Üstelik kültürel mirası bina ve yapıların ötesine giden ve daha geniş anlamıyla, hayat biçimleri olarak ele aldığımızda, bugün İstanbul'un karşı karşıya bulunduğu ve küresel piyasa dinamiklerinin tetiklediği dönüşüm sürecinin bu mirası temelden etkileyeceği gerçeği ortaya çıktı. Bugün İstanbul küreselleşen dünya ekonomisine hızla açılırken, uluslararası finans ve emlak yatırımcılarının, turizmin, kültür endüstrilerinin cazibe merkezi haline geliyor ve dolayısıyla yeniden şekillenme baskısıyla karşı karşıya kalıyor.

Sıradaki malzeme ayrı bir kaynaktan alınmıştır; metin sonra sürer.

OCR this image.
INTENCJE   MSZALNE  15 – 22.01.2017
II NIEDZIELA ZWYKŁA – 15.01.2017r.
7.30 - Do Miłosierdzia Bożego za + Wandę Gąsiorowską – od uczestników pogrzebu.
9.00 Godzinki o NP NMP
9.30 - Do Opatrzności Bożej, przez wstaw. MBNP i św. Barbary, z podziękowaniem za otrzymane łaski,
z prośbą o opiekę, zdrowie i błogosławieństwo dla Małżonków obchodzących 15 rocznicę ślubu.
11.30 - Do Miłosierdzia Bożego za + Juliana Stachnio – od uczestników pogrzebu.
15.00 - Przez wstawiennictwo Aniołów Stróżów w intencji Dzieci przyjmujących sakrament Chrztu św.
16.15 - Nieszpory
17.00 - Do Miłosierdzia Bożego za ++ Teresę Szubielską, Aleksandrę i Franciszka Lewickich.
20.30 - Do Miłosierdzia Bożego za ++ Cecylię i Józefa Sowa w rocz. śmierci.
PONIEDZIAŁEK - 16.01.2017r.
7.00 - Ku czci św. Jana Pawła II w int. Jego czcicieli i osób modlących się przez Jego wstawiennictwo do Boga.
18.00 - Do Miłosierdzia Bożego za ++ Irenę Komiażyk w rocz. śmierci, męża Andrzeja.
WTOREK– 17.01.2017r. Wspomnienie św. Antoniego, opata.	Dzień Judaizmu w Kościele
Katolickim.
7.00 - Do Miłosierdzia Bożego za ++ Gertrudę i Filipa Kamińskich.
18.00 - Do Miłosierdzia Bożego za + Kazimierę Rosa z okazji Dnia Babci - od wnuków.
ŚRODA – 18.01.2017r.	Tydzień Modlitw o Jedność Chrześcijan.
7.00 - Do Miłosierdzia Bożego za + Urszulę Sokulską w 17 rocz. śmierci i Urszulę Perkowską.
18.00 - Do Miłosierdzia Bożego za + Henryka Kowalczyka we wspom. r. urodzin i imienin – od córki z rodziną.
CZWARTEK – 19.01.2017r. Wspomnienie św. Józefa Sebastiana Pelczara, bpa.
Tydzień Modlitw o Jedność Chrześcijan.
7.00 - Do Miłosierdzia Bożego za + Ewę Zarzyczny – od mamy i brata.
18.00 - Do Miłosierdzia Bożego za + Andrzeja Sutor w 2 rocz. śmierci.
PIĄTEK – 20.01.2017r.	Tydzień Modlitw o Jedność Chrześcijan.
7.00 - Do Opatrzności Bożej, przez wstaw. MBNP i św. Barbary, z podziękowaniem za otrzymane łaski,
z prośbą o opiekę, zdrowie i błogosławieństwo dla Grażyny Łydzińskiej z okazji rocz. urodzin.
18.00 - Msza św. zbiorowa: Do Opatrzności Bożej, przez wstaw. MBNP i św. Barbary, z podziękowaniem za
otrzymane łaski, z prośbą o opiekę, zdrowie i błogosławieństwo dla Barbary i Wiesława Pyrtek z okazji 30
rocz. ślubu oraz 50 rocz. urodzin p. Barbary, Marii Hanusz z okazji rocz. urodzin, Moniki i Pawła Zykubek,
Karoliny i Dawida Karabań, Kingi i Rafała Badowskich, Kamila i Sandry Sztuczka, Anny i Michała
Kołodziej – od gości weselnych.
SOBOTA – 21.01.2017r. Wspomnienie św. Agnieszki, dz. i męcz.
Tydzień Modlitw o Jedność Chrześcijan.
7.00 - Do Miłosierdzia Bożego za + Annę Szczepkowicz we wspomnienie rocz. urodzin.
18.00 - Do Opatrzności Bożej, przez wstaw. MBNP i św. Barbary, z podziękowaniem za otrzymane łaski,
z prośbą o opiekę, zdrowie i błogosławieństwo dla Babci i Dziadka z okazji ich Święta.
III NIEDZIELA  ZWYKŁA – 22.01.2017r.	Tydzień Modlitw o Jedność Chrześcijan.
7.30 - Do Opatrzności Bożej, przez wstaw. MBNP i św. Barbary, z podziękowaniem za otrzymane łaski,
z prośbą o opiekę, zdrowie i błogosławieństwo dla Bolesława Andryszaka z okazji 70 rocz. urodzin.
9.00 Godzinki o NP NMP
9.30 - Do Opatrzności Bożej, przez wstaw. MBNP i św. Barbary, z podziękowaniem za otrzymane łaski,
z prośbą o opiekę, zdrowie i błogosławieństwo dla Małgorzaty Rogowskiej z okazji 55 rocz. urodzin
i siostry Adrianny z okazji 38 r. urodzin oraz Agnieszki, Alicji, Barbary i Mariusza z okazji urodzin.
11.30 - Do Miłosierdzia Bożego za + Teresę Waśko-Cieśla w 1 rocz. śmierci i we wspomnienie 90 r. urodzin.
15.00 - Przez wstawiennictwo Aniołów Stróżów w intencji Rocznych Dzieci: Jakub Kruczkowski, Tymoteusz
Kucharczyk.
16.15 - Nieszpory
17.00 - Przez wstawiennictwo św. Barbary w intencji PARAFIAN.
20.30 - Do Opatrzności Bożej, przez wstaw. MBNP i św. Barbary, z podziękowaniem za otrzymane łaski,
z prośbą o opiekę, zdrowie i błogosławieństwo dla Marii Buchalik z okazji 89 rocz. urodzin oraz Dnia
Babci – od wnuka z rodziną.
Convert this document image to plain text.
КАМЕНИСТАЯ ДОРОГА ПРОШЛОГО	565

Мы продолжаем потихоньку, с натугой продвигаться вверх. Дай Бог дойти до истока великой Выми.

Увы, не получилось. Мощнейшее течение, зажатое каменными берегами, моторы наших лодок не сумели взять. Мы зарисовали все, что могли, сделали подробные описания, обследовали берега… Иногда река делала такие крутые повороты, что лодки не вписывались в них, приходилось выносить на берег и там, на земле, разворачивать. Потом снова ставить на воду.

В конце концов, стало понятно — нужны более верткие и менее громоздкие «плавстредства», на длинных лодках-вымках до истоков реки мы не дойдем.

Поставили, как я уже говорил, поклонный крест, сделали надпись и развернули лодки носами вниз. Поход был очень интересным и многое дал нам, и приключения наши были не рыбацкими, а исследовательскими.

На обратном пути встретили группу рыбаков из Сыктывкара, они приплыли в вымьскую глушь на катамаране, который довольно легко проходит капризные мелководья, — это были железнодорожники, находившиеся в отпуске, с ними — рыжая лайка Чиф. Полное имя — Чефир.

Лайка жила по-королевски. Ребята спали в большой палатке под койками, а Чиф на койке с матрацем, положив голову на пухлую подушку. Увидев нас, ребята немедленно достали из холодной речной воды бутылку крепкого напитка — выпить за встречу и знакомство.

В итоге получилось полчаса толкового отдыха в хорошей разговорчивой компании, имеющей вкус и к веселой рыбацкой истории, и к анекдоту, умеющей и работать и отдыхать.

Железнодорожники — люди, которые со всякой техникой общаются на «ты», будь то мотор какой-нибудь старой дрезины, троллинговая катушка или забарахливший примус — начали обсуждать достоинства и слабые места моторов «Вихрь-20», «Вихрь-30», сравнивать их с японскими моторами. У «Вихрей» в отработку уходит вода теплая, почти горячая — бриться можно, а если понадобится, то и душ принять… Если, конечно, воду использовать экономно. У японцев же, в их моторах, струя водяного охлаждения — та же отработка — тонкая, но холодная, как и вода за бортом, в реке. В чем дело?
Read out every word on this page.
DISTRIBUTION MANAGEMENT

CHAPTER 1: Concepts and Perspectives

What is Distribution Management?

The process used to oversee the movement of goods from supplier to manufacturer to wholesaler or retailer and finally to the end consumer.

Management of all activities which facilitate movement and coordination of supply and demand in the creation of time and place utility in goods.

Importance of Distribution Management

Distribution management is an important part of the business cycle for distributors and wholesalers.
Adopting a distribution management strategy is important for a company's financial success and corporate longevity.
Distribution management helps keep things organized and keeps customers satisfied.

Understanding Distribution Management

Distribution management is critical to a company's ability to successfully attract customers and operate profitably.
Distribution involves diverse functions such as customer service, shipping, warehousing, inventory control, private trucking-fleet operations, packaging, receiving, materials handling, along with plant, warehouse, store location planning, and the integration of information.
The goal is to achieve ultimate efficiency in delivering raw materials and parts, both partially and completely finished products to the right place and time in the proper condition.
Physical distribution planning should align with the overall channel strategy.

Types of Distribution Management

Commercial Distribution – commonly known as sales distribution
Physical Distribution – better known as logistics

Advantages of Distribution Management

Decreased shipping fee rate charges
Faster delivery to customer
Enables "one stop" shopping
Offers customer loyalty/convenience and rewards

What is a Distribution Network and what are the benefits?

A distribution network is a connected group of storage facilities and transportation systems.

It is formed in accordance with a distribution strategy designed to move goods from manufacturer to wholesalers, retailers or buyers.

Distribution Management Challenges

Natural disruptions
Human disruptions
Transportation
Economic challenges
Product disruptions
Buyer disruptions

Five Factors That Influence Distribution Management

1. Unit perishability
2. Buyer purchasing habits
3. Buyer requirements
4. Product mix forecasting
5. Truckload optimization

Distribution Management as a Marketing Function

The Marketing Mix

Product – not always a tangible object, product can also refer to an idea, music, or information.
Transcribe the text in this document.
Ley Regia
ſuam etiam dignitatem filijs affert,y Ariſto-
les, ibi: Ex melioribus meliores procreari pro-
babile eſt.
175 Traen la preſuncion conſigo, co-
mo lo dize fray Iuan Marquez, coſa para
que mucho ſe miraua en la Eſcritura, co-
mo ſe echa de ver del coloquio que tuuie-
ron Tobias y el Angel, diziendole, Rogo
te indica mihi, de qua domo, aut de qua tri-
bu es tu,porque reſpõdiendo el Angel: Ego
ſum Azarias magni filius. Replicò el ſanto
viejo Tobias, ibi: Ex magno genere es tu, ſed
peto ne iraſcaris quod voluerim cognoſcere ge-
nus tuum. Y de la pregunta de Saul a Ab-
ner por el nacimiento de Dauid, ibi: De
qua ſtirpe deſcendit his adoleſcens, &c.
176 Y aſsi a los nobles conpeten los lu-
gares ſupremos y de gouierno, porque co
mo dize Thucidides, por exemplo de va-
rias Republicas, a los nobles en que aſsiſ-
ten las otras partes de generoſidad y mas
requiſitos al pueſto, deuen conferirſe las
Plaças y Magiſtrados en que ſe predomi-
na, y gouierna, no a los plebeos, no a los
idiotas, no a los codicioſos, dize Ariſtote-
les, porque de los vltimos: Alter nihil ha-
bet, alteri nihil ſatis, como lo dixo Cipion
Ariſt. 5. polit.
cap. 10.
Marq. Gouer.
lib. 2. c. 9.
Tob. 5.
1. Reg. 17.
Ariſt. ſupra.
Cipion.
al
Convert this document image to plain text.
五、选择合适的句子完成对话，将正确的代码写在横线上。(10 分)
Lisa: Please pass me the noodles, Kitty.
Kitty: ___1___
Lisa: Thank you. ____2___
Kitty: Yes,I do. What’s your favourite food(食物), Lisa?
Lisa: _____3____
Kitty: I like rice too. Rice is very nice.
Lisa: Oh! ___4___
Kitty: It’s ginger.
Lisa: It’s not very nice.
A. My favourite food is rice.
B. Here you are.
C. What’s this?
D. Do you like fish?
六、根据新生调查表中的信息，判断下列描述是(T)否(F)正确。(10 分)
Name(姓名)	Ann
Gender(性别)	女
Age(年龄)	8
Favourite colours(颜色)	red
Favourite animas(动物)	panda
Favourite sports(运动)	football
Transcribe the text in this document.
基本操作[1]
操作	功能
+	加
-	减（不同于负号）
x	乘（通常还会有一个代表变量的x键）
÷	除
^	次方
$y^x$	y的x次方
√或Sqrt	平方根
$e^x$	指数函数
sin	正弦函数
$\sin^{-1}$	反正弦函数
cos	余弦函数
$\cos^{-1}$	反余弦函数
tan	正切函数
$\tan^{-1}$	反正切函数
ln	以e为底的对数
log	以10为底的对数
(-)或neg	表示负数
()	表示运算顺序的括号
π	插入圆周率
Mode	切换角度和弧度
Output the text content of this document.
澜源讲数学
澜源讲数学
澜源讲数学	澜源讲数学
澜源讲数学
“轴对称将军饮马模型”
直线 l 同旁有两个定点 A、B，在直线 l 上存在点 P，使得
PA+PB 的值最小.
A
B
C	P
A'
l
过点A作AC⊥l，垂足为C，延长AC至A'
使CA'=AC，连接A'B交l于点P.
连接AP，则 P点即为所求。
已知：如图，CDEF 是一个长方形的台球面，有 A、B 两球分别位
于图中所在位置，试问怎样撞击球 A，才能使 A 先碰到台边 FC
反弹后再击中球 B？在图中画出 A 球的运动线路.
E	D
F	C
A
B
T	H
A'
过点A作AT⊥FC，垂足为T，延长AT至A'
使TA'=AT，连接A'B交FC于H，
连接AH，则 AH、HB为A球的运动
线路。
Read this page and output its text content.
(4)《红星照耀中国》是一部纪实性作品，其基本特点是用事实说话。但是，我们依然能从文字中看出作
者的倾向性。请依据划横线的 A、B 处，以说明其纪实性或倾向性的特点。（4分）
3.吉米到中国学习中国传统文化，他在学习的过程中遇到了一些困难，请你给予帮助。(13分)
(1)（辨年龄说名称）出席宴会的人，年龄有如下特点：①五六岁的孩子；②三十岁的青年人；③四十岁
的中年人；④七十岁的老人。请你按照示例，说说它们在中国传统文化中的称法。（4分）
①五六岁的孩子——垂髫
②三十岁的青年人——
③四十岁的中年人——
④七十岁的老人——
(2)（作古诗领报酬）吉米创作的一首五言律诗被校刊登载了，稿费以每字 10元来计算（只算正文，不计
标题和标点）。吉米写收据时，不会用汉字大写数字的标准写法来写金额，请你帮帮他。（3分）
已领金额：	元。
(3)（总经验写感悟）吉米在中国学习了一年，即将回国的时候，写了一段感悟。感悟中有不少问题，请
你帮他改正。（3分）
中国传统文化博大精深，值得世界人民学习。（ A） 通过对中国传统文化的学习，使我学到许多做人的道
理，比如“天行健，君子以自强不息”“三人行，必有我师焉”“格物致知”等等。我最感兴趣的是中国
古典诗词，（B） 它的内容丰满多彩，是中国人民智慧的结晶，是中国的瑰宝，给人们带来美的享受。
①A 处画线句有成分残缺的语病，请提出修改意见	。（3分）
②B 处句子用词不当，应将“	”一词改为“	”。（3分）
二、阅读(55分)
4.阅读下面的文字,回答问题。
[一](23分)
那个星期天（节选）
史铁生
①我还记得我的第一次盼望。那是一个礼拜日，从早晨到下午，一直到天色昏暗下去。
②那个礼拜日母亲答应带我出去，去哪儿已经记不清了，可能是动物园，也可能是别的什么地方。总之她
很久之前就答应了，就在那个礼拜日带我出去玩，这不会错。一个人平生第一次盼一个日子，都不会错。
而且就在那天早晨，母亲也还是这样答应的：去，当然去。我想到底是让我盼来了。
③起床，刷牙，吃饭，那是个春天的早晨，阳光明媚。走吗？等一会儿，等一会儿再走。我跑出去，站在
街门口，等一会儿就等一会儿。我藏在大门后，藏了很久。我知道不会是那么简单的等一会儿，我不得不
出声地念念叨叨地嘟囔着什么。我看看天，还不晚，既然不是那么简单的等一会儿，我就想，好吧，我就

İstanbul 21. yüzyılda yeni bir dönüm noktasında: Yeni kent alanlarının iş ve yaşam merkezlerine açılması, eski tarihi ve kültürel mirasın turizm endüstrisinin talepleri doğrultusunda 'güzelleştirilmeleri', işlevini yitirmiş kamu alanlarının ve endüstri yapılarının özelleştirilerek çeşitli sermaye gruplarına açılması, kentin şimdiye kadar çöküntüye bırakılmış tarihi yerleşim dokularının ticaret ve iş merkezlerine açılarak kökten dönüşümü ve bütün bu yeni yapılanma ile gelen nüfusu kaldıracak yeni ulaşım hatlarının açılması suretiyle, İstanbul büyük bir kentsel ve medeniyet dönüşümü süreci ile karşı karşıyadır.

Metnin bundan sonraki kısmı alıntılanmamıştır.